When we as filmmakers don’t give the audience all the answers but rather let them come to their own conclusions a satisfaction is created which could never have been achieved if we just came out and told them what to think. There are movies such as The Social Network that intentionally try to not take sides. In the movie The Social Network there is no obvious villain or obvious hero. This is actually one of the film’s strengths. We are shown plenty of details and have plenty of emotions about each one of the characters. The fun part is how we end up dealing with the emotions we experience. In The Social Network for example, depending on who you ask, the good guy may be different because we each interpret the situations differently. We end up leaving the movie thinking, debating with one another. We do not have a clear opinion but rather a curiosity and interest in hearing what others think. We may even want to see the movie again.
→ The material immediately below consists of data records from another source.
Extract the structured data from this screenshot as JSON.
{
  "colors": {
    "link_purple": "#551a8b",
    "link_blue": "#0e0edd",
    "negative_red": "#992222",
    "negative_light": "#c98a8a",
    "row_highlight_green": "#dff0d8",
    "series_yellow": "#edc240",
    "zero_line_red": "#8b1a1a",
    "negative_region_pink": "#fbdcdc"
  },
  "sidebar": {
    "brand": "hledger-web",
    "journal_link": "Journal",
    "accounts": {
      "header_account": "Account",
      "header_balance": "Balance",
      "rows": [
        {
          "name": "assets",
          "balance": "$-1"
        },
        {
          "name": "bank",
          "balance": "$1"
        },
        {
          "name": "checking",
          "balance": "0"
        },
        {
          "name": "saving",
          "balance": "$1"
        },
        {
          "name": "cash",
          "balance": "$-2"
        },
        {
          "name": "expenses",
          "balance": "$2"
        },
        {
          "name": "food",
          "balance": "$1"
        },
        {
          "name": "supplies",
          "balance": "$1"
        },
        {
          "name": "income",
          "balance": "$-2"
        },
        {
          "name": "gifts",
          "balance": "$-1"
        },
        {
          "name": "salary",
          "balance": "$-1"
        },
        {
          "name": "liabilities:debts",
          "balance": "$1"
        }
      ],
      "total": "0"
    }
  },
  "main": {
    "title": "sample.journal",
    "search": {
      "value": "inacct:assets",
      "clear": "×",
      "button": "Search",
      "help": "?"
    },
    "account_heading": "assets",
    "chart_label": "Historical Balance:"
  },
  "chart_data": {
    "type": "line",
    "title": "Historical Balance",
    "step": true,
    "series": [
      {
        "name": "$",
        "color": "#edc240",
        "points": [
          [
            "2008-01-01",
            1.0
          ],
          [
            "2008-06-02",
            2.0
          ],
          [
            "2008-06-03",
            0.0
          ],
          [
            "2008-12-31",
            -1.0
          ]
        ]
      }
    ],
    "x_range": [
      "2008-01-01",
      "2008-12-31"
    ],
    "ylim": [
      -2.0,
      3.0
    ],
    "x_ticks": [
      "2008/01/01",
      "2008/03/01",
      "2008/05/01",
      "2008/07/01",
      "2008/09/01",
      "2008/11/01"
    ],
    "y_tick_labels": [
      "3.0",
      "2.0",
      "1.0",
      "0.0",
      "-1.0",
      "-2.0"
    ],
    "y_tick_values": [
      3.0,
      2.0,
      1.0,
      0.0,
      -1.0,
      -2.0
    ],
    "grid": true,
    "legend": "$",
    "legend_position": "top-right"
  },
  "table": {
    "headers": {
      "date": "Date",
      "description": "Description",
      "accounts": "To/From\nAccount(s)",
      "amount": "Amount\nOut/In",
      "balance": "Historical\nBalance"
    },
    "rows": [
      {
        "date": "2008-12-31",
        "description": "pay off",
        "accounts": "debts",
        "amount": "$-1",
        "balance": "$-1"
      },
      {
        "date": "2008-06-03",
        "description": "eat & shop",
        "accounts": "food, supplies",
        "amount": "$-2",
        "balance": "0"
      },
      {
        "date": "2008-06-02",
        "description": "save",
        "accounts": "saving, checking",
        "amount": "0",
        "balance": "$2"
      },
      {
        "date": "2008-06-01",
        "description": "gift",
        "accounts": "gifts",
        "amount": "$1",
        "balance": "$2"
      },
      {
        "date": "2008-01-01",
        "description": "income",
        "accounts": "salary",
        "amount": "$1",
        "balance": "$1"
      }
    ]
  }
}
Whether it is to make a point or just get someone to think, you will get much farther through showing rather then telling. The goal should never be to come up with a clear cut answer. Rather, it should be to express something from your own unique point of view. You must have an idea behind what you are showing. You must give me a reason to keep watching and even come back again. But, you need to realize the power is in the image not the word. The goal is to show me something that doesn’t just give me information but rather stimulates the imagination.